Cutting a crystal

We consider the surfaces that result when the crystal is cleaved.

The (100) plane is a quadratic lattice with edge length $a$ . At the (110) plane, we get a rectangular grid in which the long side is the face diagonals of unit cube, $\sqrt {2} a$ . In the case of the (111) plane, however, we have a hexagonal lattice consisting of equilateral triangles with the edge length $\sqrt {2} a$ .

In complete crystal, each atom has $N = 6$ nearest neighbors and hence $N$ chemical bonds. Within the surface, each atom has $k$ chemical bonds. The remaining $N - k$ bonds must therefore each be below the surface or are broken. Since the surface in the complete crystal is a mirror plane, the number of broken bonds per surface atom is just $b = \frac {1} {2} (N - k)$ . If every atom on the surface occupies an area $A$ , the number of broken bonds per surface area is $\sigma =\frac{\text{number of broken bonds}}{\text{surface area}} = \frac{b}{A} = \frac{N - k}{2 A}$ The area $A$ represents the area of the parallelogram corresponding to the unit cell of the two-dimensional lattice at the surface.

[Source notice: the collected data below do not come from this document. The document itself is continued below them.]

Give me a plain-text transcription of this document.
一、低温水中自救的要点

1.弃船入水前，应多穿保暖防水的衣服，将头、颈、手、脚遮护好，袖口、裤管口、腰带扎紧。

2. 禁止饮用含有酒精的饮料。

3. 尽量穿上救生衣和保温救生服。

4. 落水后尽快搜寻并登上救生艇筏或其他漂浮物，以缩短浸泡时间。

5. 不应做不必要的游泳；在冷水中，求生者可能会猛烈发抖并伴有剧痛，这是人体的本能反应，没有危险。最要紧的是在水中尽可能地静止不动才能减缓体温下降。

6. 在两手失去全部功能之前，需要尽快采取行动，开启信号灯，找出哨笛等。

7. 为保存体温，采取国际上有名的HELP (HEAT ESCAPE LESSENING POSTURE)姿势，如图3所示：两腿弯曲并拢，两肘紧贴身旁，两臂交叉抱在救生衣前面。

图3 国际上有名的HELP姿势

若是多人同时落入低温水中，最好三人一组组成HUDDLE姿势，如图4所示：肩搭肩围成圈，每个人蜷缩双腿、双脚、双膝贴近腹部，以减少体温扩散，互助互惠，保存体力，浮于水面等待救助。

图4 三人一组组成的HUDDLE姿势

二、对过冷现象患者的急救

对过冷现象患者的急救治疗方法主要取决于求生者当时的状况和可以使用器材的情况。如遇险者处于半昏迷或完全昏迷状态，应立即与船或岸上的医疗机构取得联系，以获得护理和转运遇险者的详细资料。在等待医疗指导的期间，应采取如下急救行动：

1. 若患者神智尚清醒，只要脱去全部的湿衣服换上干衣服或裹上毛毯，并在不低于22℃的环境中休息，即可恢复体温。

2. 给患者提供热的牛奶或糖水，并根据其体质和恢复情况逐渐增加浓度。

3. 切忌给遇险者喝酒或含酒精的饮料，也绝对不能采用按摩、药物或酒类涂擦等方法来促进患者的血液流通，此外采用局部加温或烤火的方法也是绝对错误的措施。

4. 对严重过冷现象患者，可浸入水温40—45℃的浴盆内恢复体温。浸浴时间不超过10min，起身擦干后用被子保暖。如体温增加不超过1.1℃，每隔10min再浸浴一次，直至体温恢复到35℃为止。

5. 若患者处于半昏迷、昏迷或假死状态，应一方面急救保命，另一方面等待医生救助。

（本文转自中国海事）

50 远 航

This bond density $\sigma$ results for the different cases to $\begin{aligned} \sigma_{(100)} &= \frac{6 - 4}{2 \cdot a^2} = \frac{1}{a^2} \\ \sigma_{(110)} &= \frac{6 - 2}{2 \cdot (a \cdot \sqrt{2} a) } = \frac{\sqrt{2}}{ a^2} \approx 1.41 \cdot \frac{1}{a^2} \\ \sigma_{(111)} &= \frac{6 - 0}{2 \cdot ( \sqrt{2} a \cdot \sqrt{\frac{3}{2}} a)} = \frac{\sqrt{3}}{a^2} \approx 1.73 \cdot \frac{1}{a^2} \end{aligned}$ Thus, the simplest way to cleave the crystal is along the (100) plane, since the fewest bonds must be broken here.